Guy Hands now has a second chance to try and persuade a jury that his firm was misled in its £4 billion bid for EMI, the music publishing giant it de-listed from the London Stock Exchange at the height of the credit boom in summer 2007.
Terra Firma previously alleged Citi tricked it into doing the deal by providing misleading information about a potential rival bid from Cerberus Capital Management. A jury sided with Citi in the original trial in 2010, but an appeals court has now ruled the jury acted on instructions inconsistent with English law (under which the US court case is being tried).
Originally the jury was instructed that Terra Firma must prove it had relied on “one or more misrepresentations” to make its bid for EMI. But the appeals judge ruled that the jury should only have had to consider whether Citi made any fraudulent misrepresentation related to the auction, and not if a misleading statement had ultimately led to the bid. To win its case at the retrial, Terra Firma will only have to convince a jury that Citi made a misleading statement.

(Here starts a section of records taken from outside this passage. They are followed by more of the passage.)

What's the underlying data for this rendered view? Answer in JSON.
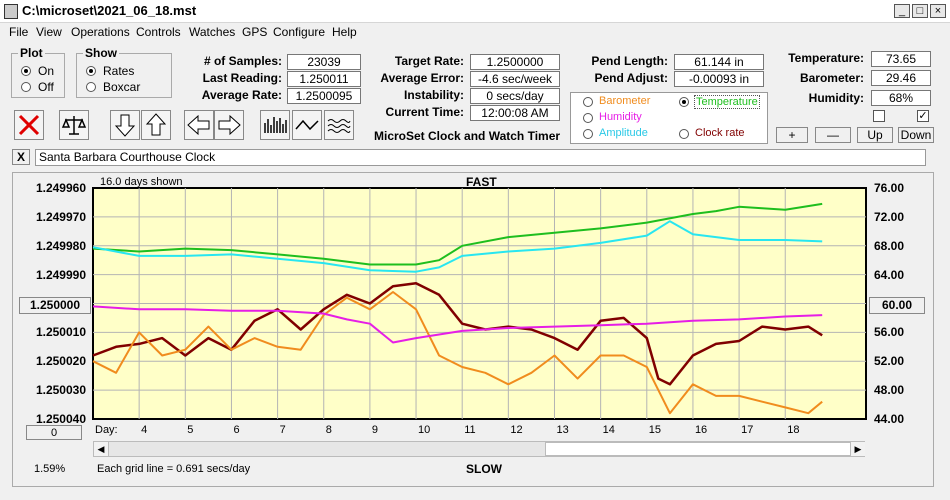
{
  "window": {
    "title": "C:\\microset\\2021_06_18.mst"
  },
  "menu": [
    "File",
    "View",
    "Operations",
    "Controls",
    "Watches",
    "GPS",
    "Configure",
    "Help"
  ],
  "plot_group": {
    "title": "Plot",
    "on": "On",
    "off": "Off"
  },
  "show_group": {
    "title": "Show",
    "rates": "Rates",
    "boxcar": "Boxcar"
  },
  "stats": {
    "samples_label": "# of Samples:",
    "samples": "23039",
    "last_label": "Last Reading:",
    "last": "1.250011",
    "avg_rate_label": "Average Rate:",
    "avg_rate": "1.2500095",
    "target_label": "Target Rate:",
    "target": "1.2500000",
    "avg_err_label": "Average Error:",
    "avg_err": "-4.6 sec/week",
    "instab_label": "Instability:",
    "instab": "0 secs/day",
    "time_label": "Current Time:",
    "time": "12:00:08 AM",
    "pend_len_label": "Pend Length:",
    "pend_len": "61.144 in",
    "pend_adj_label": "Pend Adjust:",
    "pend_adj": "-0.00093 in",
    "temp_label": "Temperature:",
    "temp": "73.65",
    "baro_label": "Barometer:",
    "baro": "29.46",
    "hum_label": "Humidity:",
    "hum": "68%"
  },
  "app_caption": "MicroSet Clock and Watch Timer",
  "sensor_legend": {
    "barometer": "Barometer",
    "temperature": "Temperature",
    "humidity": "Humidity",
    "amplitude": "Amplitude",
    "clock_rate": "Clock rate"
  },
  "small_buttons": {
    "plus": "+",
    "minus": "—",
    "up": "Up",
    "down": "Down"
  },
  "clock_name": "Santa Barbara Courthouse Clock",
  "close_x": "X",
  "chart": {
    "days_shown": "16.0 days shown",
    "fast": "FAST",
    "slow": "SLOW",
    "left_center_button": "1.250000",
    "right_center_button": "60.00",
    "zero_button": "0",
    "day_label": "Day:",
    "percent": "1.59%",
    "grid_note": "Each grid line = 0.691 secs/day"
  },
  "colors": {
    "plot_bg": "#ffffc8",
    "rate": "#800000",
    "barometer": "#f08c1e",
    "temperature": "#1ebe1e",
    "humidity": "#e61ee6",
    "amplitude": "#28e6f0"
  },
  "chart_data": {
    "type": "line",
    "x_ticks": [
      "4",
      "5",
      "6",
      "7",
      "8",
      "9",
      "10",
      "11",
      "12",
      "13",
      "14",
      "15",
      "16",
      "17",
      "18"
    ],
    "y_left_ticks": [
      "1.249960",
      "1.249970",
      "1.249980",
      "1.249990",
      "1.250000",
      "1.250010",
      "1.250020",
      "1.250030",
      "1.250040"
    ],
    "y_left_range": [
      1.24996,
      1.25004
    ],
    "y_right_ticks": [
      "76.00",
      "72.00",
      "68.00",
      "64.00",
      "60.00",
      "56.00",
      "52.00",
      "48.00",
      "44.00"
    ],
    "y_right_range": [
      44,
      76
    ],
    "series": [
      {
        "color": "#800000",
        "axis": "left",
        "x": [
          3,
          3.5,
          4,
          4.5,
          5,
          5.5,
          6,
          6.5,
          7,
          7.5,
          8,
          8.5,
          9,
          9.5,
          10,
          10.5,
          11,
          11.5,
          12,
          12.5,
          13,
          13.5,
          14,
          14.5,
          15,
          15.25,
          15.5,
          16,
          16.5,
          17,
          17.5,
          18,
          18.5,
          18.8
        ],
        "y": [
          1.250018,
          1.250015,
          1.250014,
          1.250012,
          1.250018,
          1.250012,
          1.250016,
          1.250006,
          1.250002,
          1.250009,
          1.250002,
          1.249997,
          1.25,
          1.249994,
          1.249993,
          1.249997,
          1.250007,
          1.250009,
          1.250008,
          1.250009,
          1.250012,
          1.250016,
          1.250006,
          1.250005,
          1.250012,
          1.250026,
          1.250028,
          1.250018,
          1.250014,
          1.250013,
          1.250008,
          1.250009,
          1.250008,
          1.250011
        ]
      },
      {
        "color": "#f08c1e",
        "axis": "left",
        "x": [
          3,
          3.5,
          4,
          4.5,
          5,
          5.5,
          6,
          6.5,
          7,
          7.5,
          8,
          8.5,
          9,
          9.5,
          10,
          10.5,
          11,
          11.5,
          12,
          12.5,
          13,
          13.5,
          14,
          14.5,
          15,
          15.5,
          16,
          16.5,
          17,
          17.5,
          18,
          18.5,
          18.8
        ],
        "y": [
          1.25002,
          1.250024,
          1.25001,
          1.250018,
          1.250016,
          1.250008,
          1.250016,
          1.250012,
          1.250015,
          1.250016,
          1.250004,
          1.249998,
          1.250002,
          1.249996,
          1.250002,
          1.250018,
          1.250022,
          1.250024,
          1.250028,
          1.250024,
          1.250018,
          1.250026,
          1.250018,
          1.250018,
          1.250022,
          1.250038,
          1.250028,
          1.250032,
          1.250032,
          1.250034,
          1.250036,
          1.250038,
          1.250034
        ]
      },
      {
        "color": "#1ebe1e",
        "axis": "right",
        "x": [
          3,
          4,
          5,
          6,
          7,
          8,
          9,
          10,
          10.5,
          11,
          12,
          13,
          14,
          15,
          16,
          16.5,
          17,
          17.5,
          18,
          18.8
        ],
        "y": [
          67.6,
          67.2,
          67.6,
          67.4,
          66.8,
          66.2,
          65.4,
          65.4,
          66,
          68,
          69.2,
          69.8,
          70.4,
          71.2,
          72.4,
          72.8,
          73.4,
          73.2,
          73,
          73.8
        ]
      },
      {
        "color": "#28e6f0",
        "axis": "right",
        "x": [
          3,
          4,
          5,
          6,
          7,
          8,
          9,
          10,
          10.5,
          11,
          12,
          13,
          14,
          15,
          15.5,
          16,
          17,
          18,
          18.8
        ],
        "y": [
          67.8,
          66.6,
          66.6,
          66.8,
          66.2,
          65.6,
          64.6,
          64.4,
          65,
          66.6,
          67.2,
          67.6,
          68.4,
          69.4,
          71.4,
          69.6,
          68.8,
          68.8,
          68.6
        ]
      },
      {
        "color": "#e61ee6",
        "axis": "right",
        "x": [
          3,
          4,
          5,
          6,
          7,
          8,
          8.5,
          9,
          9.5,
          10,
          11,
          12,
          13,
          14,
          15,
          16,
          17,
          18,
          18.8
        ],
        "y": [
          59.6,
          59.2,
          59.2,
          59,
          59,
          58.6,
          57.8,
          57.2,
          54.6,
          55.2,
          56.2,
          56.6,
          56.8,
          57,
          57.2,
          57.6,
          57.8,
          58.2,
          58.4
        ]
      }
    ]
  }
}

Citi disputes that legal test, arguing it wouldn’t be reasonable to bid billions of dollars on the statement of one outside advisor.

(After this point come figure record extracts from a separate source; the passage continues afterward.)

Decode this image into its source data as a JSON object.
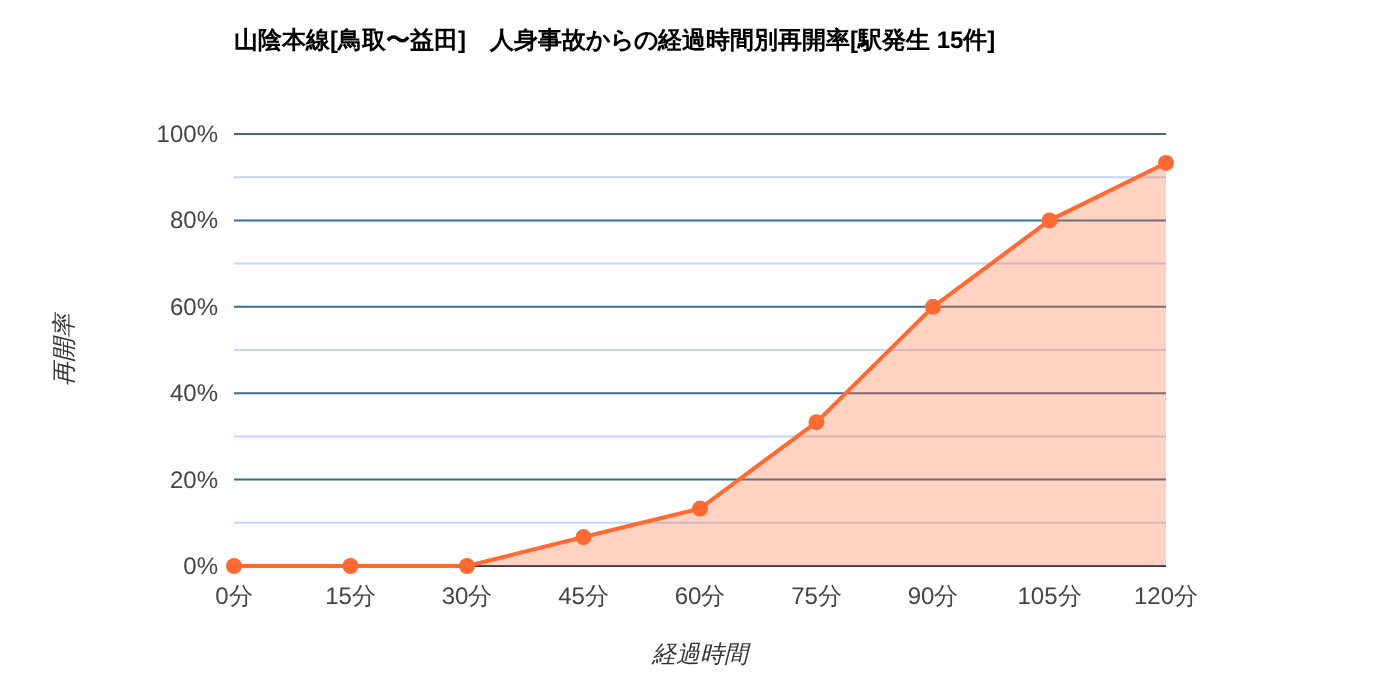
{
  "chart_data": {
    "type": "area",
    "title": "山陰本線[鳥取〜益田]　人身事故からの経過時間別再開率[駅発生 15件]",
    "xlabel": "経過時間",
    "ylabel": "再開率",
    "categories": [
      "0分",
      "15分",
      "30分",
      "45分",
      "60分",
      "75分",
      "90分",
      "105分",
      "120分"
    ],
    "series": [
      {
        "color": "#ff6a33",
        "values": [
          0,
          0,
          0,
          6.7,
          13.3,
          33.3,
          60,
          80,
          93.3
        ]
      }
    ],
    "ylim": [
      0,
      100
    ],
    "yticks": [
      {
        "value": 0,
        "label": "0%"
      },
      {
        "value": 10,
        "label": null
      },
      {
        "value": 20,
        "label": "20%"
      },
      {
        "value": 30,
        "label": null
      },
      {
        "value": 40,
        "label": "40%"
      },
      {
        "value": 50,
        "label": null
      },
      {
        "value": 60,
        "label": "60%"
      },
      {
        "value": 70,
        "label": null
      },
      {
        "value": 80,
        "label": "80%"
      },
      {
        "value": 90,
        "label": null
      },
      {
        "value": 100,
        "label": "100%"
      }
    ],
    "grid": "y",
    "marker": "circle"
  }
}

Terra Firma counters that under English law, if an alleged misrepresentation plays a “substantial” though not “decisive” part in the decision, it’s still cause for loss regardless of how many other factors affect the decision.
Citi declined to comment beyond its original statement saying the bank remains confident it will win any retrial, as it believes “Citi’s conduct in the EMI transaction was entirely proper” and Terra Firma’s accusations of fraud are “baseless”. Terra Firma, meanwhile, believes its position has been strengthened as the “jury instructions [are] now resolved in our favour” and the firm “expect[s] to prevail in any subsequent trial”.

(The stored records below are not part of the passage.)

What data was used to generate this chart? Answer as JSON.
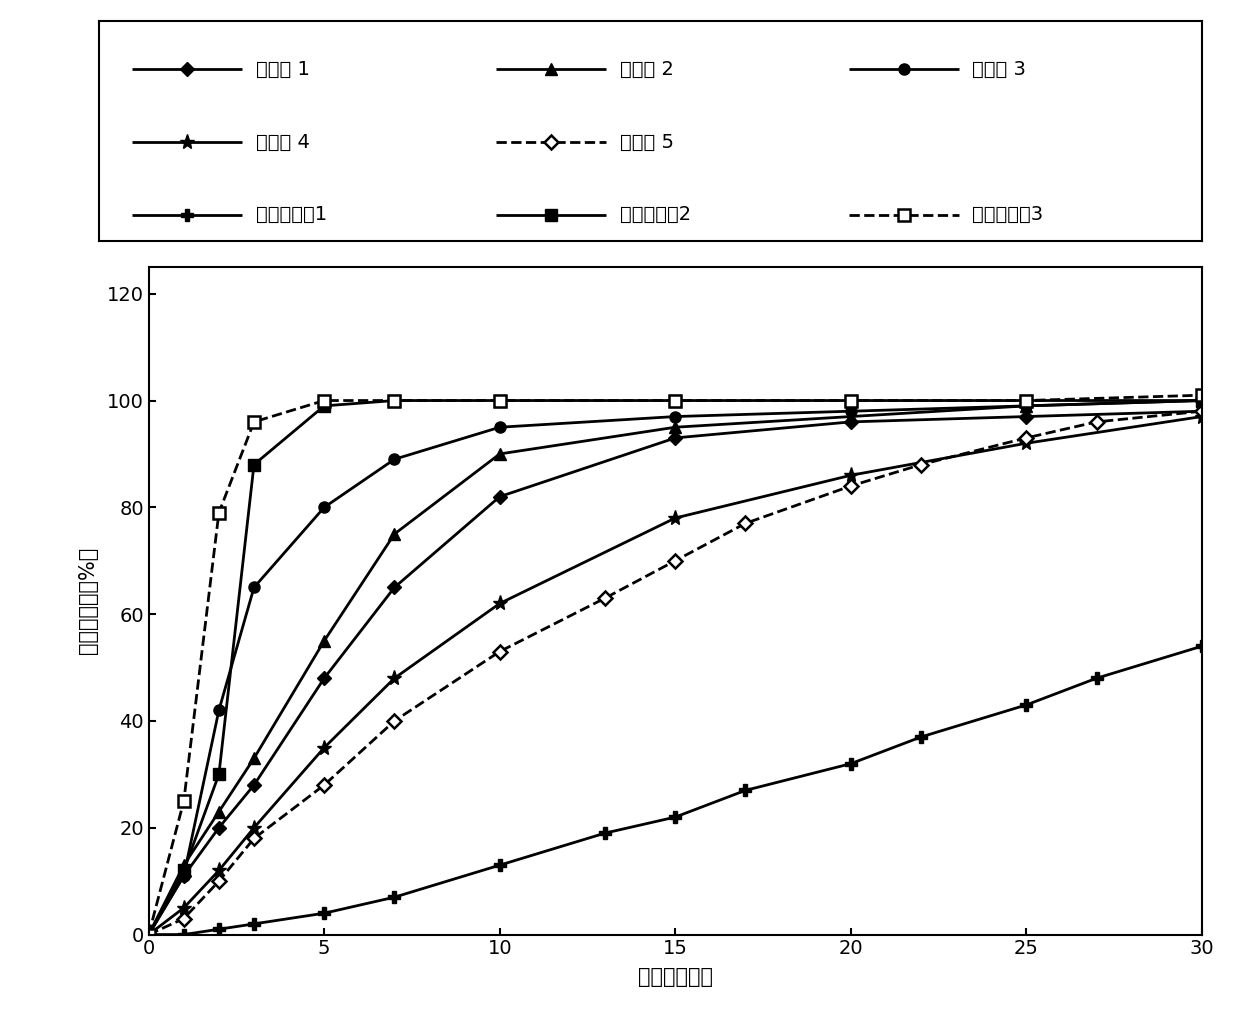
{
  "xlabel": "时间（分钟）",
  "ylabel": "药物溶解度（%）",
  "xlim": [
    0,
    30
  ],
  "ylim": [
    0,
    125
  ],
  "yticks": [
    0,
    20,
    40,
    60,
    80,
    100,
    120
  ],
  "xticks": [
    0,
    5,
    10,
    15,
    20,
    25,
    30
  ],
  "series": [
    {
      "label": "实施例 1",
      "x": [
        0,
        1,
        2,
        3,
        5,
        7,
        10,
        15,
        20,
        25,
        30
      ],
      "y": [
        0,
        11,
        20,
        28,
        48,
        65,
        82,
        93,
        96,
        97,
        98
      ],
      "linestyle": "-",
      "marker": "D",
      "fillstyle": "full",
      "markersize": 7,
      "linewidth": 2.0
    },
    {
      "label": "实施例 2",
      "x": [
        0,
        1,
        2,
        3,
        5,
        7,
        10,
        15,
        20,
        25,
        30
      ],
      "y": [
        0,
        13,
        23,
        33,
        55,
        75,
        90,
        95,
        97,
        99,
        100
      ],
      "linestyle": "-",
      "marker": "^",
      "fillstyle": "full",
      "markersize": 8,
      "linewidth": 2.0
    },
    {
      "label": "实施例 3",
      "x": [
        0,
        1,
        2,
        3,
        5,
        7,
        10,
        15,
        20,
        25,
        30
      ],
      "y": [
        0,
        11,
        42,
        65,
        80,
        89,
        95,
        97,
        98,
        99,
        100
      ],
      "linestyle": "-",
      "marker": "o",
      "fillstyle": "full",
      "markersize": 8,
      "linewidth": 2.0
    },
    {
      "label": "实施例 4",
      "x": [
        0,
        1,
        2,
        3,
        5,
        7,
        10,
        15,
        20,
        25,
        30
      ],
      "y": [
        0,
        5,
        12,
        20,
        35,
        48,
        62,
        78,
        86,
        92,
        97
      ],
      "linestyle": "-",
      "marker": "*",
      "fillstyle": "full",
      "markersize": 11,
      "linewidth": 2.0
    },
    {
      "label": "实施例 5",
      "x": [
        0,
        1,
        2,
        3,
        5,
        7,
        10,
        13,
        15,
        17,
        20,
        22,
        25,
        27,
        30
      ],
      "y": [
        0,
        3,
        10,
        18,
        28,
        40,
        53,
        63,
        70,
        77,
        84,
        88,
        93,
        96,
        98
      ],
      "linestyle": "--",
      "marker": "D",
      "fillstyle": "none",
      "markersize": 7,
      "linewidth": 2.0
    },
    {
      "label": "比较实施例1",
      "x": [
        0,
        1,
        2,
        3,
        5,
        7,
        10,
        13,
        15,
        17,
        20,
        22,
        25,
        27,
        30
      ],
      "y": [
        0,
        0,
        1,
        2,
        4,
        7,
        13,
        19,
        22,
        27,
        32,
        37,
        43,
        48,
        54
      ],
      "linestyle": "-",
      "marker": "P",
      "fillstyle": "full",
      "markersize": 8,
      "linewidth": 2.0
    },
    {
      "label": "比较实施例2",
      "x": [
        0,
        1,
        2,
        3,
        5,
        7,
        10,
        15,
        20,
        25,
        30
      ],
      "y": [
        0,
        12,
        30,
        88,
        99,
        100,
        100,
        100,
        100,
        100,
        100
      ],
      "linestyle": "-",
      "marker": "s",
      "fillstyle": "full",
      "markersize": 8,
      "linewidth": 2.0
    },
    {
      "label": "比较实施例3",
      "x": [
        0,
        1,
        2,
        3,
        5,
        7,
        10,
        15,
        20,
        25,
        30
      ],
      "y": [
        0,
        25,
        79,
        96,
        100,
        100,
        100,
        100,
        100,
        100,
        101
      ],
      "linestyle": "--",
      "marker": "s",
      "fillstyle": "none",
      "markersize": 8,
      "linewidth": 2.0
    }
  ],
  "legend_labels_row1": [
    "实施例 1",
    "实施例 2",
    "实施例 3"
  ],
  "legend_labels_row2": [
    "实施例 4",
    "实施例 5"
  ],
  "legend_labels_row3": [
    "比较实施例1",
    "比较实施例2",
    "比较实施例3"
  ],
  "legend_fontsize": 14,
  "axis_fontsize": 15,
  "tick_fontsize": 14,
  "color": "#000000"
}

Now a retrial has been granted, the potential upside for Terra Firma – recovering £1.5 billion (€1.8 billion: $2.3 billion), not to mention a little bit of face – outweighs any legal costs or further risk, sources say. But it remains far from clear how this next battle will end.
FROM THE ARCHIVES: MARCH 2011
A perfect storm
“Just about everything that could go wrong did,” Guy Hands tells PEI, just weeks after losing EMI. First Citi was unable to syndicate the loan out to other investors. Terra Firma, meanwhile, couldn’t syndicate out some of its equity. A planned securitisation of EMI’s assets stalled. The debt had been hedged to protect against currency risks in such a way that it grew in size. Falling multiples meant EMI instantly dropped in value as a business. “If only three out of five had gone wrong, we would have been fine,” says Hands.
Hands is adamant that after its bailout by the US government during the financial crisis, Citi wouldn’t have been able to help EMI even if it’d wanted to.
“Our naïve view when we went into this deal was that Citi was our partner,” he says. But after the government bailout and departure of chief executive Chuck Prince and vice chairman Michael Klein, “the people who took over the business wanted to shoot everything created by the former regime, which is not unusual in business. We were seen as the ultimate embarrassment in terms of what Citi had done. We had no friends left there and we became a lightning rod for the bank’s internal battles.”